As for Jarvilehto's opposition to hierarchical ideas,
I could only explain it by insufficient understanding of
that a hierarchy is not identical to mere hierarchical
structure, and the same hierarchy can unfold itself
into different hierarchical structures in different
context, depending on where the boundary between it and
its environment is placed; the dialectical approach
demands that such boundaries have to objectively appear
from time to time, albeit in a relative rather than
absolute way. While Jarvilehto gets eventually stuck in the
unproductive abstraction of one organism-environment system
without any further development (which would imply evolving
distinctions), dialectical materialism helps to attribute
the diversity of approaches in consciousness studies to the
socio-economic situation of the time and the level of the
development of the humanity as a carrier of reason.

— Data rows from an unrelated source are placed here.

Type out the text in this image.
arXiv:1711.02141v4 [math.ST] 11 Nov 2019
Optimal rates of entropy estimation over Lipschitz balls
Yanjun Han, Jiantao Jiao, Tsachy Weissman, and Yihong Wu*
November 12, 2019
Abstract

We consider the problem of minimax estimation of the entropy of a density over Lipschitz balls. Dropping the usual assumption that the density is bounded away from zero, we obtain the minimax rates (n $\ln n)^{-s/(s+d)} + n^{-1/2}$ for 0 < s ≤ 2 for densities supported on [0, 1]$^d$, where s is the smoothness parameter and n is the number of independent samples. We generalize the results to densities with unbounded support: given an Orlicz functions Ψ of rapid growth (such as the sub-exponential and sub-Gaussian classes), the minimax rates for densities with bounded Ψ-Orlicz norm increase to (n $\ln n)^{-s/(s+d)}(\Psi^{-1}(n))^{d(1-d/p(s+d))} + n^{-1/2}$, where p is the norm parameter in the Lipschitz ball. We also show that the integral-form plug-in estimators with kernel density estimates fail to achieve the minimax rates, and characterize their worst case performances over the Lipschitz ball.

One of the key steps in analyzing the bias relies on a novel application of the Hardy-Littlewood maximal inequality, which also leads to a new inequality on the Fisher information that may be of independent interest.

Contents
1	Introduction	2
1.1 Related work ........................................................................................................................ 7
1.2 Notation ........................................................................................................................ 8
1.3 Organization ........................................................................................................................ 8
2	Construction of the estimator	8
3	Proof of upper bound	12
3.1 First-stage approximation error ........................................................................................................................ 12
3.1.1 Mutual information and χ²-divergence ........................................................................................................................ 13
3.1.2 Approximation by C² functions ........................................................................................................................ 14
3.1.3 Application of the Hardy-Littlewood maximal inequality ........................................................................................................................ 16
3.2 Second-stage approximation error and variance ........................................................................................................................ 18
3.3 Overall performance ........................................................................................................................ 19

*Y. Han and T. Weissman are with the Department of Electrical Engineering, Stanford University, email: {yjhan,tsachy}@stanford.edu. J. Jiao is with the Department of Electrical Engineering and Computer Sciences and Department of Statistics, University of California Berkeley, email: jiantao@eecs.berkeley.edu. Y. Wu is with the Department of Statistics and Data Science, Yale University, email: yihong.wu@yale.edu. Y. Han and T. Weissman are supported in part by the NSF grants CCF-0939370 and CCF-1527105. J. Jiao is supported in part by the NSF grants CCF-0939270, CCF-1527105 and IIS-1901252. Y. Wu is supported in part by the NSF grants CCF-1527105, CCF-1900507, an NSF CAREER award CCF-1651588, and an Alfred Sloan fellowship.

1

As for the political considerations about violence and
self-violence, I could recall the well-known Marx' phrase
that, digging the grave for the bourgeoisie, the proletariat
digs the grave for itself. This is a trivial dialectical
scheme, and I can add to Jarvilehto's discourse that the same
reasons contributed to preventing dialectical ideas from
ever becoming an official ideology, in reality rather in
public declarations. Yes, violence to another person
(and, in general, any product of human activity, including
future thinking "machines") means violence to one's self;
however this does not imply anything about the admissibility
of violence as such, since, in many cases, violence is the
only path to the world with much less violence, and refusal
from violence in such a situation would be much worse.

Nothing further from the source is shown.